Too many choices, too little peace of mind
Your daily life is filled with decisions. Where shall you go on holiday? What shall you have for lunch? Which school or extracurricular activity should you choose for your child? Which film shall you watch this evening? Where should you work, where should you live, which task should you start with, and which solution should you choose for a problem?
Some decisions carry more weight than others, but they all share one thing: you must constantly choose.
The greater the perceived stakes, the more final the consequences seem and the more options you have, the harder it becomes to decide. And even once you have made a decision, you often do not feel satisfied.
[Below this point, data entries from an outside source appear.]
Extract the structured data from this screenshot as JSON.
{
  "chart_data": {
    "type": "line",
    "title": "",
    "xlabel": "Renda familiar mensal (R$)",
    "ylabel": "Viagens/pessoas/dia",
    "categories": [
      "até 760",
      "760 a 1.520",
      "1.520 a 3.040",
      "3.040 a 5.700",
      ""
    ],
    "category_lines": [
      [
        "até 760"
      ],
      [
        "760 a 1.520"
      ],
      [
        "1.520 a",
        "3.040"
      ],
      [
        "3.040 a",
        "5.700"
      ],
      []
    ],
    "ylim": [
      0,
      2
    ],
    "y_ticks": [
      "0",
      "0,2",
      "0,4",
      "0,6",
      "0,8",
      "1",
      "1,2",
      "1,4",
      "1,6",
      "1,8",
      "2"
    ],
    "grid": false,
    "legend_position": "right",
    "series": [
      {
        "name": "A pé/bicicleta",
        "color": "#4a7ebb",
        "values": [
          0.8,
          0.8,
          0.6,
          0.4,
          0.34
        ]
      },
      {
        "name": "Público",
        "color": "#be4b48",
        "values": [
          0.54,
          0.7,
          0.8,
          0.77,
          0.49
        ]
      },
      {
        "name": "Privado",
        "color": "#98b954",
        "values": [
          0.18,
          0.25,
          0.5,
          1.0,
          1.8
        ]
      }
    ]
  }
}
The question lingers in your mind: ’What if I had made another decision?’
The paradox of choice
Barry Schwartz calls this the paradox of choice: the more options available to you, the greater the likelihood that you will ultimately feel less satisfied.
An abundance of options does not liberate you. It paralyses you. It does not reassure you. It creates anxiety. It does not make you happier. It leaves you with doubt.
How then can you make sound decisions?
If you accept this, the question follows: how can you live in a balanced way and make good decisions in your life and at work?
Perhaps by letting go of the desire for the perfect decision.
Not the perfect, but the optimal
The solution is not to search relentlessly for the ’absolute best’ option; it is to aim for an optimal one.
This means making a decision based on:
- your current knowledge,
- the information available to you,
- your preferences,
- and your present life circumstances.
Not in hindsight, not by weighing every possible scenario, but here and now, based on what is available to you.
The liberating power of decisions
Yet striving for the optimal – rather than chasing perfection – dissolves the paralysing effect of decision-making and significantly reduces the stress that comes with it.
Perhaps the real gain is not making the ’best’ decision, but being able to decide and move forward.